Based on my audit experience with DeFi protocols, I can tell you the same pattern repeats. When Uniswap v3 launched, everyone thought the AMM model was untouchable. Within a year, forks and optimizations ate into its market share. The real winners? The gas-guzzling L1s and the MEV searchers. In AI, the analog is clear: the model is the AMM, and the infrastructure is the blockchain. K3 is just the first fork that shows the original isn’t invincible. Baker even nods to the importance of ‘product, tooling, and in-house models’ as potential moats for OpenAI and Anthropic—but he implies those are weaker than the narrative suggests. He’s betting on commoditization.

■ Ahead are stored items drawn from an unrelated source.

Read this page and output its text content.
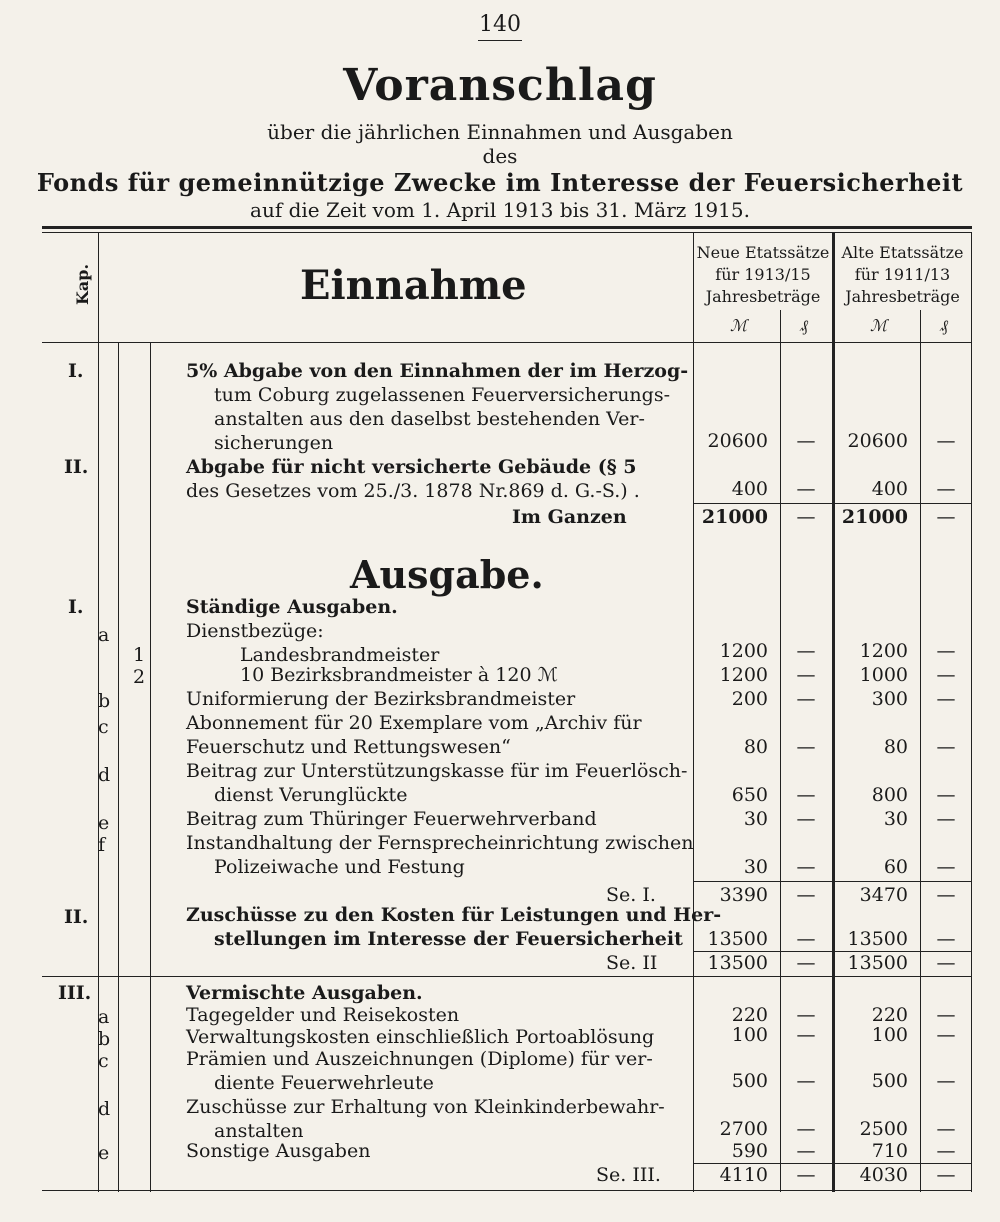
140
Voranschlag
über die jährlichen Einnahmen und Ausgaben
des
Fonds für gemeinnützige Zwecke im Interesse der Feuersicherheit
auf die Zeit vom 1. April 1913 bis 31. März 1915.
Kap.	Einnahme
Neue Etatssätze
für 1913/15
Jahresbeträge
Alte Etatssätze
für 1911/13
Jahresbeträge
ℳ	₰	ℳ	₰
I.	5% Abgabe von den Einnahmen der im Herzog-
tum Coburg zugelassenen Feuerversicherungs-
anstalten aus den daselbst bestehenden Ver-
sicherungen	20600	—	20600	—
II.	Abgabe für nicht versicherte Gebäude (§ 5
des Gesetzes vom 25./3. 1878 Nr.869 d. G.-S.) .	400	—	400	—
Im Ganzen	21000	—	21000	—
Ausgabe.
I.	Ständige Ausgaben.
a	Dienstbezüge:
1	Landesbrandmeister	1200	—	1200	—
2	10 Bezirksbrandmeister à 120 ℳ	1200	—	1000	—
b	Uniformierung der Bezirksbrandmeister	200	—	300	—
c	Abonnement für 20 Exemplare vom „Archiv für
Feuerschutz und Rettungswesen“	80	—	80	—
d	Beitrag zur Unterstützungskasse für im Feuerlösch-
dienst Verunglückte	650	—	800	—
e	Beitrag zum Thüringer Feuerwehrverband	30	—	30	—
f	Instandhaltung der Fernsprecheinrichtung zwischen
Polizeiwache und Festung	30	—	60	—
Se. I.	3390	—	3470	—
II.	Zuschüsse zu den Kosten für Leistungen und Her-
stellungen im Interesse der Feuersicherheit	13500	—	13500	—
Se. II	13500	—	13500	—
III.	Vermischte Ausgaben.
a	Tagegelder und Reisekosten	220	—	220	—
b	Verwaltungskosten einschließlich Portoablösung	100	—	100	—
c	Prämien und Auszeichnungen (Diplome) für ver-
diente Feuerwehrleute	500	—	500	—
d	Zuschüsse zur Erhaltung von Kleinkinderbewahr-
anstalten	2700	—	2500	—
e	Sonstige Ausgaben	590	—	710	—
Se. III.	4110	—	4030	—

Now for the contrarian angle—and this is where the story gets spicy. Baker is a professional investor. His fund likely owns positions in power, chip, and software stocks. His ‘value transfer’ argument could be self-serving. If everyone piles into infrastructure, the models might get cheaper faster, but that also means the infrastructure gets overbought. There’s a real risk that K3 is a mediocre model hyped by a fund manager who wants attention for his thesis. Let’s look at the data: K3 costs $0.94 per task, but that’s only 70% more expensive than GPT-5.6 Terra. Maybe Moonshot AI can cut that in half with a better inference engine within six months. If they do, K3 becomes competitive, and the whole commoditization narrative accelerates. But if they don’t, K3 is a footnote. The market already knows this. AI tokens like FET, AGIX, and RNDR have pumped on the infrastructure narrative, but they’re pricing in a future that might not arrive on K3’s timeline. The real turning point, as Baker admits, needs an open model with high token efficiency. That hasn’t come yet.
And here’s the cryptonative twist: decentralized compute networks. If model profits are squeezed, the demand for cheap compute will explode. That’s where Render, Akash, and IO.NET come in. They offer decentralized GPU resources at potentially lower prices than AWS or Azure. But they need scale. K3’s inefficiency actually helps them—if training and inference need more tokens, more compute is required. That’s bullish for decentralized compute. But it also means the AI model companies will fight to control that compute, possibly building their own chips or signing exclusive deals. The merge wasn’t a smooth transition, but the real merge is between AI and crypto—and it’s happening on the infrastructure layer, not the model layer.
So what’s the takeaway? Watch the cost curves. Over the next 12 months, track K3’s token price per task. If it drops below $0.40, the commoditization thesis gains legs. Also watch for any open model that matches GPT-5 on both quality and cost. That will be the real bellwether. For crypto investors, the play isn’t to bet on AI model tokens—those are the new DeFi forks that will come and go. The play is the infrastructure: decentralized compute, data availability layers (yes, I still think DA is overhyped for most rollups, but for AI data it might matter), and energy assets. Hackers don’t hack, they listen to the flow of capital. Right now, capital is flowing toward picks and shovels. K3 is just the noise that proves the signal.
The turning point isn’t here yet. But the warning shot has been fired. Don’t get caught holding the model tokens when the squeeze comes.